Since the dawn of network technology, it has been considered user-friendly to assign a host name to a computer or server while the computer retains its internal host address, i.e. the host portion of an IP address, or network address. The real "name" a computer needs to communicate on a network is actually just a series of numbers, the IP address. The first computers on the Internet used small integers as the host address. One of the earliest Internet RFCs, "Standardization of host mnemonics", lists the table of associated host numbers and host names for the first Internet computers in a file called HOST.TXT stored on every computer that wanted to communicate with other computers on the web.

While the original file wasn't very long, with only 20 entries, it quickly became apparent that this solution wasn't scalable or flexible enough to handle the rapidly growing number of hosts connected to the Internet. In addition, such a file would have to be created and maintained individually on each computer. To counteract these problems, the DNS was developed.

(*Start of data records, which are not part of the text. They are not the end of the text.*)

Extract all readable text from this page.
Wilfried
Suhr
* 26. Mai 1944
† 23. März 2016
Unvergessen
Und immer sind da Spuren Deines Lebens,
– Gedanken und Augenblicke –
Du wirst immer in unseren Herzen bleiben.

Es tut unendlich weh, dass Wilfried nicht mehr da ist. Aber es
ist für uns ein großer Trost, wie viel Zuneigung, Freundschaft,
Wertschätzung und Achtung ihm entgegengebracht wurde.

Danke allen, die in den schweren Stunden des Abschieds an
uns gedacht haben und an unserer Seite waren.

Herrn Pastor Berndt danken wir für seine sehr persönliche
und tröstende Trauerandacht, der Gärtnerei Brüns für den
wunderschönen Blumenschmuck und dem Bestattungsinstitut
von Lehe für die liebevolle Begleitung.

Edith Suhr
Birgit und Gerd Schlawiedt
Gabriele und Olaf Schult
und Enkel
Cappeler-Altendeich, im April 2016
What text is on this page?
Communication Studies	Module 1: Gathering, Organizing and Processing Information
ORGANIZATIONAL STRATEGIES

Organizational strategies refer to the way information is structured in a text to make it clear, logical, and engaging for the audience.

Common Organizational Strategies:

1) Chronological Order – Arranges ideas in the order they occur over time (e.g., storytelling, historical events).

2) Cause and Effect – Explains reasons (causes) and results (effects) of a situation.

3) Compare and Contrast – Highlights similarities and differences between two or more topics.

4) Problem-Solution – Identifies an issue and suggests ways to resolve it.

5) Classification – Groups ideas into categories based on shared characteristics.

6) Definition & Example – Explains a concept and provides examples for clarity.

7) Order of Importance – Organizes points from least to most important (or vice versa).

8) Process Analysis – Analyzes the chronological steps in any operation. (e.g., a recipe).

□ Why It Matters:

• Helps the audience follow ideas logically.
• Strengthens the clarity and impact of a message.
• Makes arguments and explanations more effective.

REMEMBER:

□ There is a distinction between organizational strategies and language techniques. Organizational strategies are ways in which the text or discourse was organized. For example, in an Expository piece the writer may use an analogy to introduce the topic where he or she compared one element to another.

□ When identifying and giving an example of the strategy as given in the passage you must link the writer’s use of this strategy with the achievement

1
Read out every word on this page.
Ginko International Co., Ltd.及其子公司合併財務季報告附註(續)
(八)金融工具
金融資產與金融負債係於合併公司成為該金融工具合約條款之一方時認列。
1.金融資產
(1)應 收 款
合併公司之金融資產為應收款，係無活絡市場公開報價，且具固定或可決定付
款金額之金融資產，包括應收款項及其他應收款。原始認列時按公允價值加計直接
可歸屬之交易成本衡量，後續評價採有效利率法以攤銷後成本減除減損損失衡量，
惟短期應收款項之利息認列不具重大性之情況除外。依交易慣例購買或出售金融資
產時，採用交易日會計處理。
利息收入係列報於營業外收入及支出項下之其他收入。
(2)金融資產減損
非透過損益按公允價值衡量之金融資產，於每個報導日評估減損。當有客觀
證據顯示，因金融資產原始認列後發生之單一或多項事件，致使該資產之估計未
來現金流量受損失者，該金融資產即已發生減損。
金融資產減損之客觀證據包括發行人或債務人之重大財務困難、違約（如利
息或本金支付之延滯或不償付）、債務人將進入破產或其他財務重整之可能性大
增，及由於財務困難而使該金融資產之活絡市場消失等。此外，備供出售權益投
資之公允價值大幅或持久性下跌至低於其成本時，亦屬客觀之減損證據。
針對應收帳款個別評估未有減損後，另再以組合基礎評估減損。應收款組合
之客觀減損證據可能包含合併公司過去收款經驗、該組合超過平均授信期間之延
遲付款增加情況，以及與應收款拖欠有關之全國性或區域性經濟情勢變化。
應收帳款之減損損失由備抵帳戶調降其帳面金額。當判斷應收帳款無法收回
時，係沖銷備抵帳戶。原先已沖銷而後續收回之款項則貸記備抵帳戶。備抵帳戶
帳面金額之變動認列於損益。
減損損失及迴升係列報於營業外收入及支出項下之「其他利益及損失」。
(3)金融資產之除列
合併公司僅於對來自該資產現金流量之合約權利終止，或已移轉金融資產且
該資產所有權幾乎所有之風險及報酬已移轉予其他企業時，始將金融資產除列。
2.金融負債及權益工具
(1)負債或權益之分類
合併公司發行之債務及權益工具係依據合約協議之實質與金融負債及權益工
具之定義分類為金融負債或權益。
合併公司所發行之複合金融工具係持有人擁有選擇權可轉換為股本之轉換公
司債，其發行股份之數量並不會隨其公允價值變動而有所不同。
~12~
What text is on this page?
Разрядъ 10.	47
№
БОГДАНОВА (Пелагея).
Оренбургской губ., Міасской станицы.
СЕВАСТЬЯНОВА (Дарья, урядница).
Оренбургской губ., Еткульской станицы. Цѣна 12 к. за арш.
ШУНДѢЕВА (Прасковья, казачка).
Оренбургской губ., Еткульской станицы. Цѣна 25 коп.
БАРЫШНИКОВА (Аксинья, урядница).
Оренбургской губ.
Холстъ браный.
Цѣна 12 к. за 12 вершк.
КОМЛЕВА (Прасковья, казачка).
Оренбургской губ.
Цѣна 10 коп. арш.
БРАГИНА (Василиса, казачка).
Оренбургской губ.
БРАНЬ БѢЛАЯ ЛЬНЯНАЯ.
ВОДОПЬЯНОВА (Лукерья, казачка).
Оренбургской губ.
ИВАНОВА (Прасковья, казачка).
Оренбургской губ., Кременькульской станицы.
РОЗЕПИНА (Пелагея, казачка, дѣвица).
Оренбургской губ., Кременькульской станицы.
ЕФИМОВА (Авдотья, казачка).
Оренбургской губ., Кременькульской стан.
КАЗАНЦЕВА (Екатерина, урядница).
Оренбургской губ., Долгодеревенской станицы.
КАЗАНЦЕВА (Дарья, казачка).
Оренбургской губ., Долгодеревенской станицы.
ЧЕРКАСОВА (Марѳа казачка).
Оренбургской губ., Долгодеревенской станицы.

The Domain Name System is comparable to a telephone book. In the DNS, every IP address required for communication between network computers is linked to a name that can be read and remembered by humans. For TCP / IP, the family of protocols on which the Internet is based, every computer has a network IP address that follows a specific syntax to ensure its uniqueness and validity. An IP address alone says nothing about the function of a computer within a network. To make it easier for users to assign them, each computer is given a host name.

Guidelines for assigning hostnames

Local network hostnames do not have a standard format and can be assigned relatively freely from conventions. Exceptions are spaces and special characters such as commas, periods and apostrophes, these must not be included.

The rules for public hostnames were first standardized in the original hostname specification "DoD Internet Host Table Specification". The standard said that the name should be a text string consisting of the letters A through Z (upper or lower case), the digits 0 through 9, the minus sign (-), and the period (.). To date, no spaces are allowed as part of a name. The first character had to be a letter and the last character could not be a minus sign or a period. It was also recommended not to exceed 24 characters.

This protocol, known as RFC 953, was replaced in 1989 by the newer standard RFC 1123. Since then, the first character can be either a letter or a number, the name of the domain cannot end with a hyphen and the length can be up to 255 characters.